Redrob Ranker — Velocity Labs

INDIA.RUNS Hackathon · Track 01 · Intelligent Candidate Discovery & Ranking

A multi-signal AI ranking engine that finds the right candidates — not just the keyword-matching ones.

Architecture

PRE-COMPUTATION (no time limit, run once)
─────────────────────────────────────────
candidates.jsonl ──► CandidateParser ──► 100K parsed dicts
                                              │
job_description.txt ──► LLM JDParser ──►  ParsedJD ──► parsed_jd.json
                                              │
                      Embedder (bge-base) ──► 100K × 768 float32 embeddings
                                              │
                             FAISS IndexFlatIP ──► candidates.faiss
                                                   candidate_ids.json

RANKING STEP (<5 min, CPU only, no LLM, no network)
────────────────────────────────────────────────────
FAISS index + parsed_jd.json (from disk)
       │
       ├─► Embed JD ──► ANN search ──► top-500 candidates
       │
       └─► MultiSignalRanker (for each of 500):
              ├── Semantic     40%  cosine similarity (FAISS score)
              ├── Role-Fit     20%  title + company-type + location + YoE band
              ├── Skill        15%  proficiency-weighted fuzzy match (RapidFuzz)
              ├── Behavioral   15%  recency decay + response rate + notice period
              └── Career       10%  velocity + stability + progression + hidden-gem
              │
              ├── HoneypotDetector ──► zero-score impossible profiles
              └── ReasoningGenerator ──► template-based 1-2 sentence reasoning
              │
              └──► top-100 ranked CSV

Final composite = 0.50 × NDCG@10 + 0.30 × NDCG@50 + 0.15 × MAP + 0.05 × P@10 — see submission_spec

Setup

pip install -r requirements.txt
cp .env.example .env   # add your LLM API key (for pre-computation only)

Step 1 — Pre-compute (run once, no time limit)

Pre-computation has no time or resource constraints per the hackathon spec (submission_spec §3 and §10.3).
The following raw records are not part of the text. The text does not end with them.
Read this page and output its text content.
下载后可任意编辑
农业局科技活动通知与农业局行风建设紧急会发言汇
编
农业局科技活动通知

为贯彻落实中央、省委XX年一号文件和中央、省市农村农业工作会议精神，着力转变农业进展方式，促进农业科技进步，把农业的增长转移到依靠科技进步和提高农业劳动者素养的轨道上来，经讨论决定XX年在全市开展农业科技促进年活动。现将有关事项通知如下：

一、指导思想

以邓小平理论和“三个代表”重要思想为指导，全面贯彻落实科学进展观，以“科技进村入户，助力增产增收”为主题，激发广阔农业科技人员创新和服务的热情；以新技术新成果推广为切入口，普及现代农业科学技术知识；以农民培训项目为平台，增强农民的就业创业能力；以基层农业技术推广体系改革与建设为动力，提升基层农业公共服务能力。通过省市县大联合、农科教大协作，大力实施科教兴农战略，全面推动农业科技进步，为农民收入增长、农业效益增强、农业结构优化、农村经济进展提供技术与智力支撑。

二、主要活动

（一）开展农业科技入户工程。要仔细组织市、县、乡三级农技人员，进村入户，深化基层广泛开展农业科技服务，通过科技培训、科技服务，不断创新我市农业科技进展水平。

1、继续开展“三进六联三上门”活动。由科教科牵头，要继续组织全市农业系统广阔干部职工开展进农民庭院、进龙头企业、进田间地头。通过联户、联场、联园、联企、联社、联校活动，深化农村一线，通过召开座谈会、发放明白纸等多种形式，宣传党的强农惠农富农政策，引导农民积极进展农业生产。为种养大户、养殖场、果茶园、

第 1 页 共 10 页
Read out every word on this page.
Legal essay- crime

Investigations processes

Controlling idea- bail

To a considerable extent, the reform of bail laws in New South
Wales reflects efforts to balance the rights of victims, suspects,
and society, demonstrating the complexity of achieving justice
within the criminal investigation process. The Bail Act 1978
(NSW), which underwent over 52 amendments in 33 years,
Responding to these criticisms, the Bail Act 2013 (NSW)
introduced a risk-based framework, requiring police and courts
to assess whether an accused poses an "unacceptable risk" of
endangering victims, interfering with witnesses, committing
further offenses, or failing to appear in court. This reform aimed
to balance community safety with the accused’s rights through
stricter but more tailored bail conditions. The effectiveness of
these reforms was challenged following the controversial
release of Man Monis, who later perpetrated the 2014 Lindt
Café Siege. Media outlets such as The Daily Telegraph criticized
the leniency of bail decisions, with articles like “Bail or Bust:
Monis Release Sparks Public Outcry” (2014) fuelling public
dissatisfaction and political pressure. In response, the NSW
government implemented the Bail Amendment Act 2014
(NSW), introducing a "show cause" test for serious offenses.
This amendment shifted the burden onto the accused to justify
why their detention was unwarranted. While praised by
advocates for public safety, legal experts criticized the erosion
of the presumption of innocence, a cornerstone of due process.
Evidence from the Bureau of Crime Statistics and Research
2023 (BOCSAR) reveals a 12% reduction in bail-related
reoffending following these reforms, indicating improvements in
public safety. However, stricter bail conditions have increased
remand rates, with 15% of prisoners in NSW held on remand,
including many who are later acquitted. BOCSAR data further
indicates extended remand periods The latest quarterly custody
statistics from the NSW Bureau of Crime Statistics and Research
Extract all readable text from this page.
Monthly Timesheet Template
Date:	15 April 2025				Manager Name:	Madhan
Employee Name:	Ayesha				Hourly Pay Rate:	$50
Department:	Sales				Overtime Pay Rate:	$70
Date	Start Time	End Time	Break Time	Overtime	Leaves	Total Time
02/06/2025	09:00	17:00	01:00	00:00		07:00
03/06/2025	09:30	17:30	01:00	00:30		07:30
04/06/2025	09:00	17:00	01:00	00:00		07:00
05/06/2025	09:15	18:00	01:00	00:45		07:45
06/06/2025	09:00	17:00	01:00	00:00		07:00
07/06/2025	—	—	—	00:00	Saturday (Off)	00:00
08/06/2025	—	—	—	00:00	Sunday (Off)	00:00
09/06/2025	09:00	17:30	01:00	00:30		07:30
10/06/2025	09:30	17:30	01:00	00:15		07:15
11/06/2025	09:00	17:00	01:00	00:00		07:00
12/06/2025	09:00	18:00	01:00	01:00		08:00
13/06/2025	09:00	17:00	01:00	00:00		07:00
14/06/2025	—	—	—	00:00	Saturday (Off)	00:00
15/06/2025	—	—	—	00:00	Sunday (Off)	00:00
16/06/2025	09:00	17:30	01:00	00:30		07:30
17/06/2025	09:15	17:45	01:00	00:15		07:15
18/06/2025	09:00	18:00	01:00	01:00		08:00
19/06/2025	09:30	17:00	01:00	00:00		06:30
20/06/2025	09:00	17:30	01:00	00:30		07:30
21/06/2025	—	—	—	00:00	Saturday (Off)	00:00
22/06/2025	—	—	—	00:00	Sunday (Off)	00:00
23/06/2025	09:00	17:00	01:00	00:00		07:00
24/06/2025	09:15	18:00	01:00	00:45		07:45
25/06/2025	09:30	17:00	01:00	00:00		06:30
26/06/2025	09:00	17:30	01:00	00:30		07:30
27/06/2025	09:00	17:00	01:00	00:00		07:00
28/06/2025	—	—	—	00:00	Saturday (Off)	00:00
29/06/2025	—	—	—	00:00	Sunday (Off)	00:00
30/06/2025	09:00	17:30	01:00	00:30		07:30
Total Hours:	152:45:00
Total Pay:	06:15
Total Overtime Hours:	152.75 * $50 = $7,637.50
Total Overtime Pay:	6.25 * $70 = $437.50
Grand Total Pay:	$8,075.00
Only the ranking step is constrained.

Default run

python precompute.py --candidates data/candidates.jsonl --jd data/job_description.txt

Outputs to data/index/: candidates.faiss, candidate_ids.json, parsed_candidates.jsonl, parsed_jd.json

Tuning for lower RAM usage

The script streams candidates in chunks so peak RAM stays manageable (~600 MB at the default chunk size). Use --chunk-size if you need to reduce memory pressure further:

`--chunk-size`	Peak RAM	Approx. time (MacBook CPU)
500 (default)	~700 MB	~20–25 min
200	~500 MB	~25–30 min
100	~450 MB	~30–35 min

# Lower memory footprint
python precompute.py --candidates data/candidates.jsonl --jd data/job_description.txt \
  --chunk-size 200

# Minimum footprint (slowest)
python precompute.py --candidates data/candidates.jsonl --jd data/job_description.txt \
  --chunk-size 100

Tip: Close unused browser tabs and apps before running. The embedding model (BAAI/bge-base-en-v1.5) downloads ~430 MB on first run and is cached in ~/.cache/huggingface/ afterwards.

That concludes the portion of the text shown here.